The India Club in London, which was closely linked with India’s freedom movement, has been saved from demolition after the Westminister City Council denied the owner permission to redevelop the site.

The India Club, housed within the Strand, close to the Indian High Commission, was the venue for meetings of freedom-fighter and India's first high commissioner to London V Krishna Menon’s India League.


 Thousands of people had signed an online petition to save the India Club.

“Westminster Council refused permission for the redevelopment of 143-145 Strand to a new luxury hotel due to the potential loss of a significant historical venue located on its site, the India Club,” councilor Tony Devenish, chairman of the council’s planning applications sub-committee, was quoted as saying by Hindustan Times, an Indian daily newspaper.

 “The India Club has a special place in the history of our Indian community and it is right that we protect it from demolition,” Devenish added.

 A council document setting out the refusal to redevelop the building said: “The restaurant/bar is known as the India Club, which has strong associations with the expat Indian community dating back to 1951 and is considered to be of remarkable cultural importance.”

 India’s first prime minister Jawaharlal Nehru and the last Vicereine of India Edwina Mountbatten were some of the founders of the India Club. It still attracts large number of people mainly due to its period ambience.

The club is owned by Marston Properties, but is run by Yadgar Marker since 1997. The lease for the property will expire in 2019 and Marker had enlisted the help of historians to save the club.

Earlier this year, the Historic England, a public body that champions England’s historic environment, had questioned the club’s links to India’s independence movement, saying the building was established many years after India gained independence.

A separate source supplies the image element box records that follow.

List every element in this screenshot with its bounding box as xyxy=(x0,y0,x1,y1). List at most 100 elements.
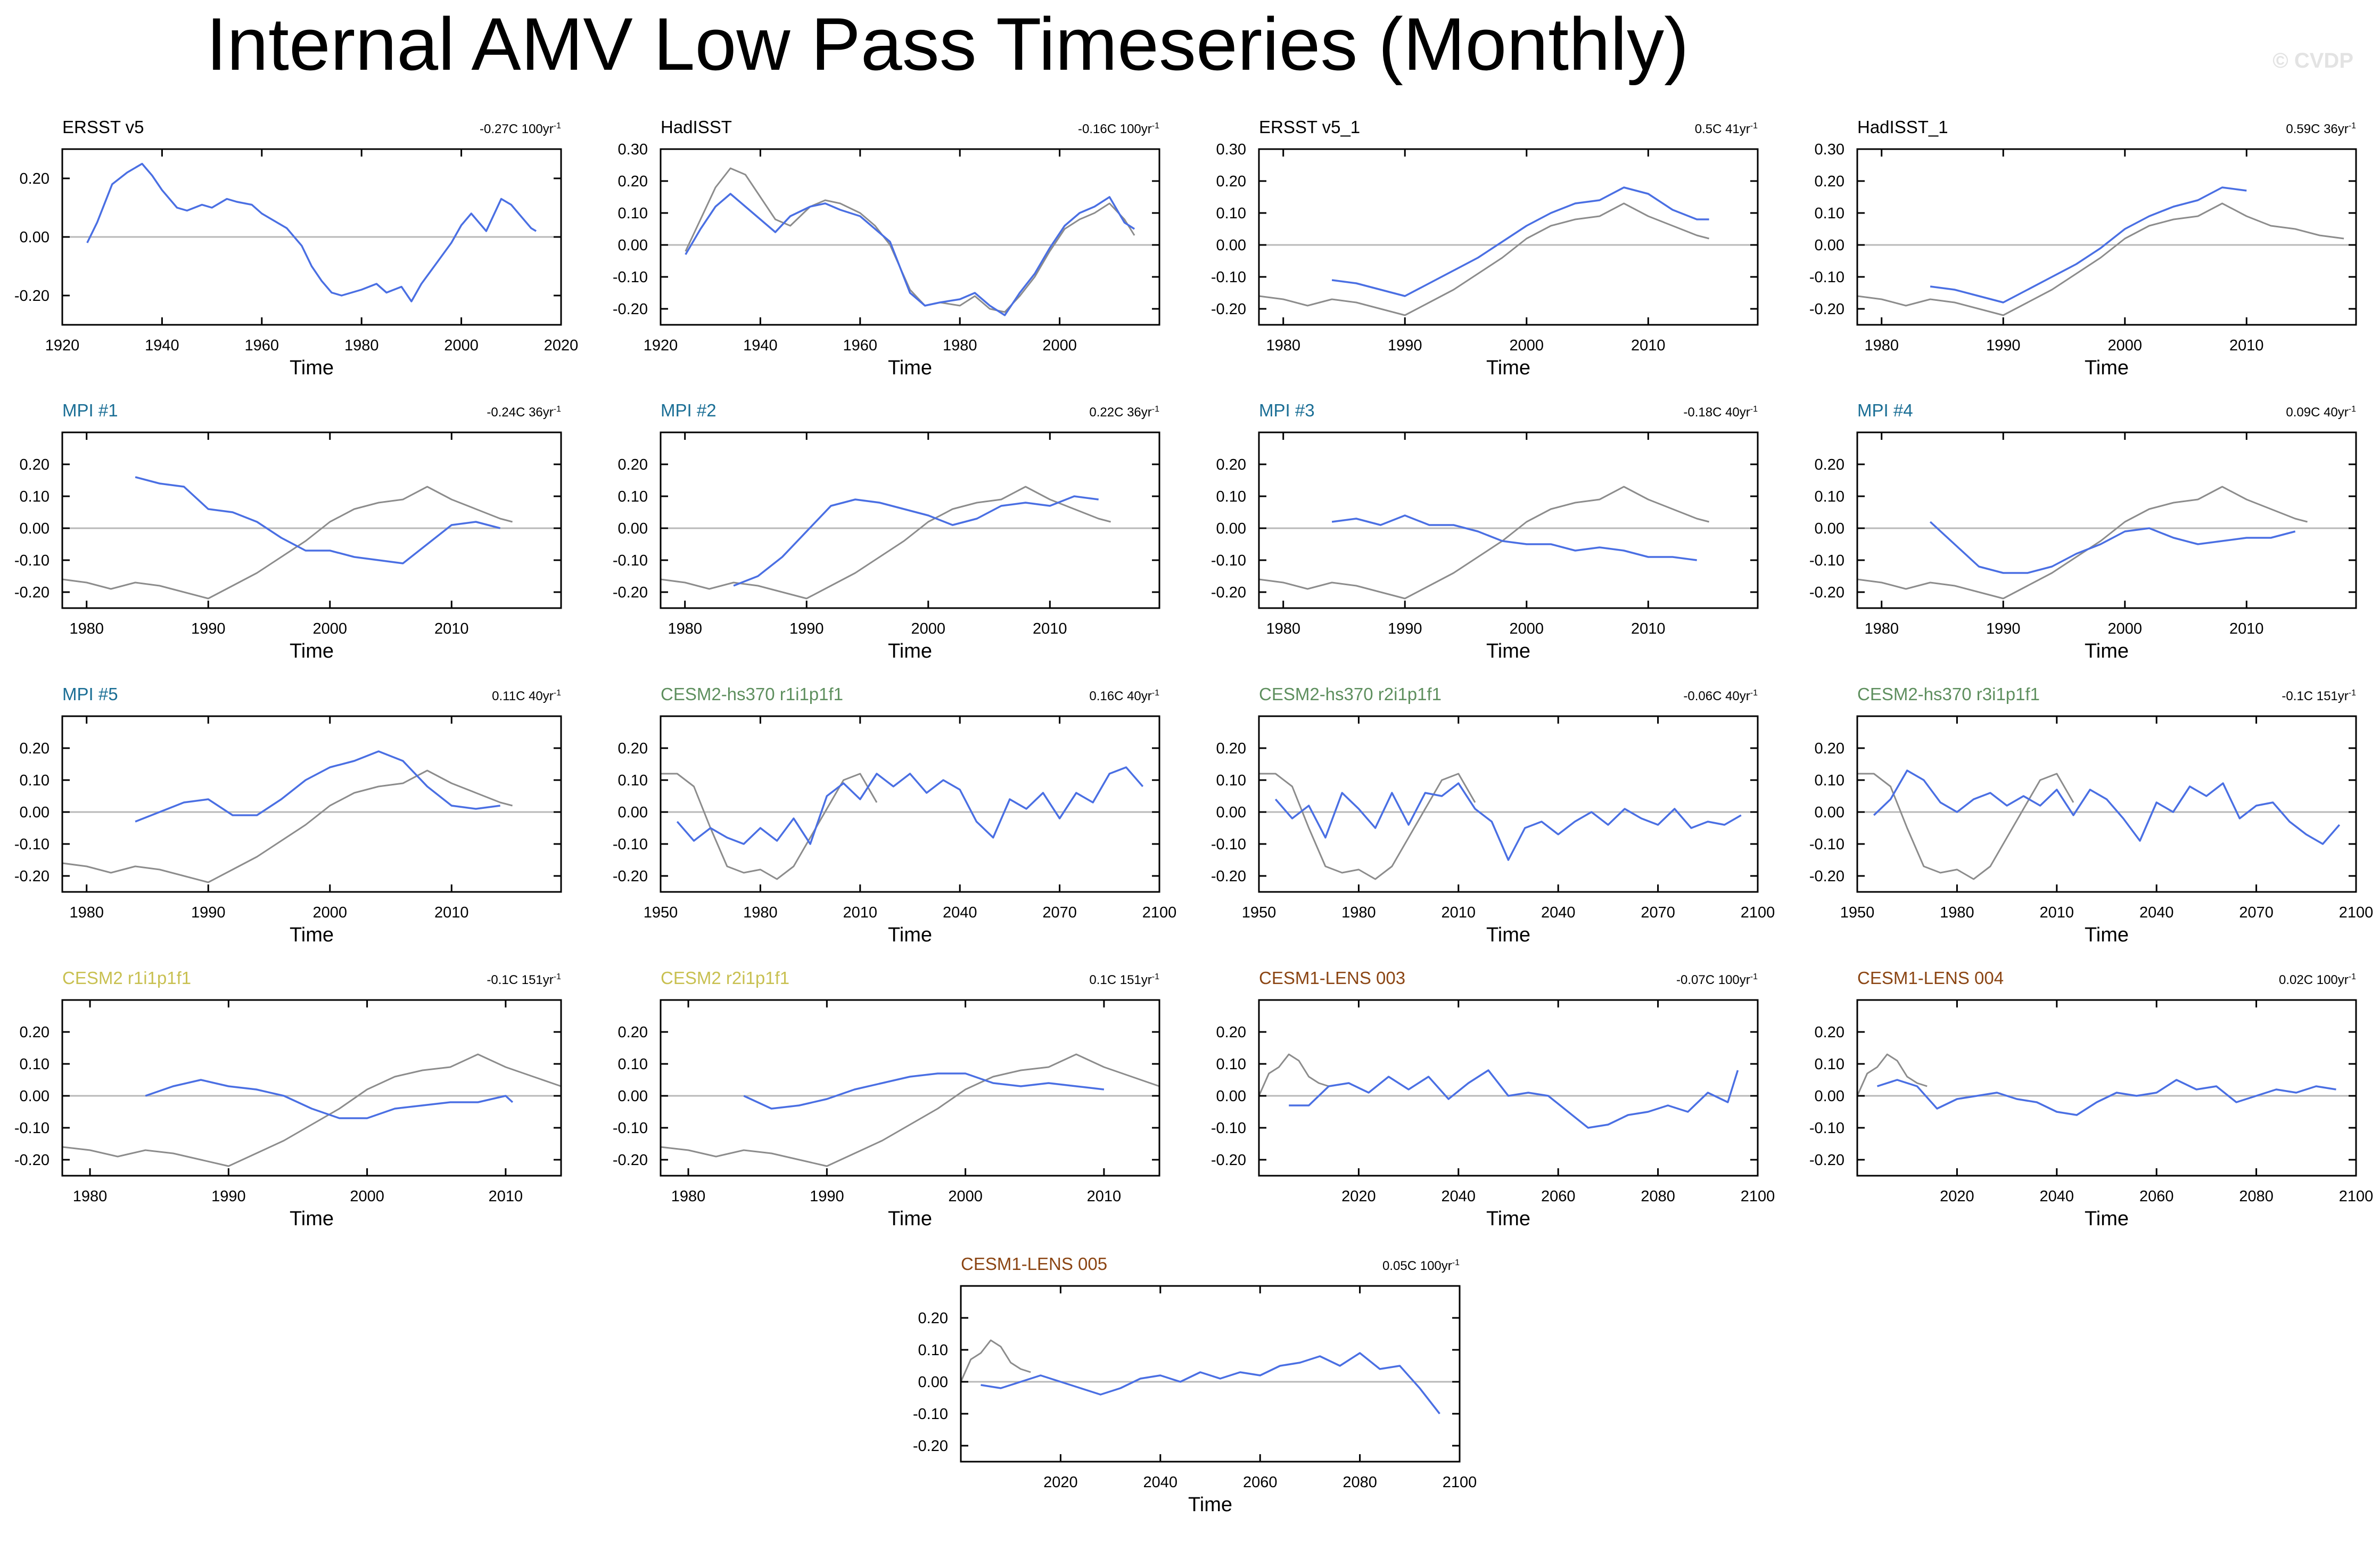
plot-frame xyxy=(660,431,1160,609)
x-tick-label: 2080 xyxy=(2239,1188,2274,1205)
obs-series-line xyxy=(1857,773,2074,880)
x-tick-label: 2000 xyxy=(911,620,946,637)
model-series-line xyxy=(145,1079,514,1119)
chart-panel: CESM1-LENS 003 -0.07C 100yr-1 Time 2020 2040… xyxy=(1197,947,1795,1237)
x-tick-label: 2000 xyxy=(1510,337,1544,354)
y-tick-label: 0.20 xyxy=(1815,456,1844,473)
obs-series-line xyxy=(685,167,1135,313)
trend-label: -0.06C 40yr-1 xyxy=(1683,688,1758,703)
y-tick-label: -0.20 xyxy=(1809,301,1844,318)
x-tick-label: 1980 xyxy=(668,620,702,637)
x-tick-label: 1940 xyxy=(743,337,778,354)
trend-label: 0.22C 36yr-1 xyxy=(1089,405,1159,420)
model-series-line xyxy=(1929,521,2296,574)
chart-panel: CESM2-hs370 r1i1p1f1 0.16C 40yr-1 Time 1950… xyxy=(598,663,1197,953)
y-tick-label: -0.20 xyxy=(1809,584,1844,601)
chart-panel: CESM2-hs370 r3i1p1f1 -0.1C 151yr-1 Time 195… xyxy=(1795,663,2380,953)
chart-panel: MPI #1 -0.24C 36yr-1 Time 1980 1990 2000 2010 0… xyxy=(0,379,598,669)
y-tick-label: 0.00 xyxy=(1815,237,1844,254)
panel-title: HadISST_1 xyxy=(1857,117,1948,137)
y-tick-label: 0.00 xyxy=(918,1374,948,1391)
y-tick-label: 0.30 xyxy=(1815,141,1844,158)
chart-panel: ERSST v5_1 0.5C 41yr-1 Time 1980 1990 2000 201… xyxy=(1197,96,1795,386)
plot-frame xyxy=(1258,148,1759,326)
y-tick-label: -0.20 xyxy=(613,301,648,318)
x-tick-label: 1920 xyxy=(644,337,678,354)
y-tick-label: 0.00 xyxy=(618,1088,648,1105)
y-tick-label: 0.20 xyxy=(1815,173,1844,190)
y-tick-label: -0.20 xyxy=(14,584,50,601)
y-tick-label: 0.20 xyxy=(1216,173,1246,190)
model-series-line xyxy=(1331,186,1709,297)
x-tick-label: 2100 xyxy=(1142,904,1177,921)
model-series-line xyxy=(86,162,537,302)
y-tick-label: -0.10 xyxy=(1809,836,1844,853)
y-tick-label: -0.10 xyxy=(14,1120,50,1137)
x-tick-label: 2100 xyxy=(1741,904,1775,921)
x-tick-label: 2100 xyxy=(2339,904,2374,921)
x-tick-label: 1990 xyxy=(1986,620,2021,637)
x-tick-label: 2000 xyxy=(313,904,348,921)
x-tick-label: 1980 xyxy=(1864,337,1899,354)
x-tick-label: 1990 xyxy=(810,1188,844,1205)
x-tick-label: 2040 xyxy=(1143,1474,1178,1491)
trend-label: 0.5C 41yr-1 xyxy=(1694,121,1758,136)
obs-series-line xyxy=(1258,1053,1329,1096)
x-tick-label: 2010 xyxy=(1631,337,1666,354)
x-tick-label: 1980 xyxy=(743,904,778,921)
obs-series-line xyxy=(1857,202,2344,316)
trend-label: -0.27C 100yr-1 xyxy=(480,121,561,136)
y-tick-label: -0.10 xyxy=(1211,836,1246,853)
y-tick-label: 0.10 xyxy=(1815,488,1844,505)
panel-title: MPI #4 xyxy=(1857,400,1913,420)
chart-svg: 1950 1980 2010 2040 2070 2100 0.20 0.10 0.00 -0.1… xyxy=(613,715,1177,921)
y-tick-label: -0.20 xyxy=(14,868,50,885)
y-tick-label: 0.10 xyxy=(1815,205,1844,222)
panel-title: CESM1-LENS 004 xyxy=(1857,968,2004,988)
x-axis-label: Time xyxy=(289,924,334,946)
plot-frame xyxy=(61,431,562,609)
panel-title: CESM2-hs370 r3i1p1f1 xyxy=(1857,684,2040,704)
obs-series-line xyxy=(1856,1053,1928,1096)
y-tick-label: -0.20 xyxy=(14,288,50,305)
chart-panel: HadISST -0.16C 100yr-1 Time 1920 1940 1960 198… xyxy=(598,96,1197,386)
x-axis-label: Time xyxy=(887,924,933,946)
x-tick-label: 1960 xyxy=(843,337,878,354)
x-tick-label: 2000 xyxy=(2108,337,2143,354)
x-axis-label: Time xyxy=(2084,357,2129,379)
panel-title: CESM1-LENS 005 xyxy=(961,1254,1108,1274)
x-tick-label: 1980 xyxy=(943,337,977,354)
y-tick-label: 0.10 xyxy=(1216,488,1246,505)
chart-svg: 2020 2040 2060 2080 2100 0.20 0.10 0.00 -0.10 -0.… xyxy=(1211,999,1775,1205)
panel-title: MPI #2 xyxy=(661,400,717,420)
panel-title: HadISST xyxy=(661,117,732,137)
x-tick-label: 1980 xyxy=(69,904,104,921)
chart-svg: 2020 2040 2060 2080 2100 0.20 0.10 0.00 -0.10 -0.… xyxy=(1809,999,2373,1205)
x-tick-label: 2000 xyxy=(2108,620,2143,637)
chart-svg: 1950 1980 2010 2040 2070 2100 0.20 0.10 0.00 -0.1… xyxy=(1211,715,1775,921)
y-tick-label: 0.20 xyxy=(1216,740,1246,757)
panel-title: MPI #1 xyxy=(62,400,118,420)
x-tick-label: 2010 xyxy=(434,620,469,637)
chart-svg: 1980 1990 2000 2010 0.20 0.10 0.00 -0.10 -0.20 xyxy=(14,999,562,1205)
model-series-line xyxy=(685,193,1135,316)
x-tick-label: 2080 xyxy=(1343,1474,1377,1491)
y-tick-label: 0.00 xyxy=(1815,804,1844,821)
x-tick-label: 1980 xyxy=(1341,904,1376,921)
y-tick-label: 0.20 xyxy=(618,740,648,757)
x-tick-label: 2100 xyxy=(1443,1474,1477,1491)
y-tick-label: 0.10 xyxy=(1815,772,1844,789)
chart-panel: CESM2 r1i1p1f1 -0.1C 151yr-1 Time 1980 1990 2… xyxy=(0,947,598,1237)
y-tick-label: 0.30 xyxy=(1216,141,1246,158)
x-tick-label: 2010 xyxy=(1442,904,1476,921)
x-tick-label: 1990 xyxy=(1986,337,2021,354)
x-tick-label: 2040 xyxy=(2040,1188,2074,1205)
x-axis-label: Time xyxy=(2084,640,2129,662)
x-axis-label: Time xyxy=(887,1208,933,1230)
chart-panel: ERSST v5 -0.27C 100yr-1 Time 1920 1940 1960 19… xyxy=(0,96,598,386)
x-tick-label: 2000 xyxy=(313,620,348,637)
x-axis-label: Time xyxy=(289,640,334,662)
x-tick-label: 2070 xyxy=(2239,904,2274,921)
y-tick-label: 0.10 xyxy=(1216,1056,1246,1073)
chart-panel: CESM1-LENS 005 0.05C 100yr-1 Time 2020 2040 2… xyxy=(899,1233,1497,1523)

 "By the time the club moved to the Strand, it was one of the great number of organizations in existence in the 1960s working to promote British-Indian relations, and supporting the Indian diaspora,” the public body said, according to Hindustan Times.

 However, the council document noted that the club was still of notable cultural importance and it is a “vibrant and busy meeting place for both the local community and visitors from around the world, and its replacement with additional hotel accommodation would decrease the range of places to eat and drink for visiting members of the public.”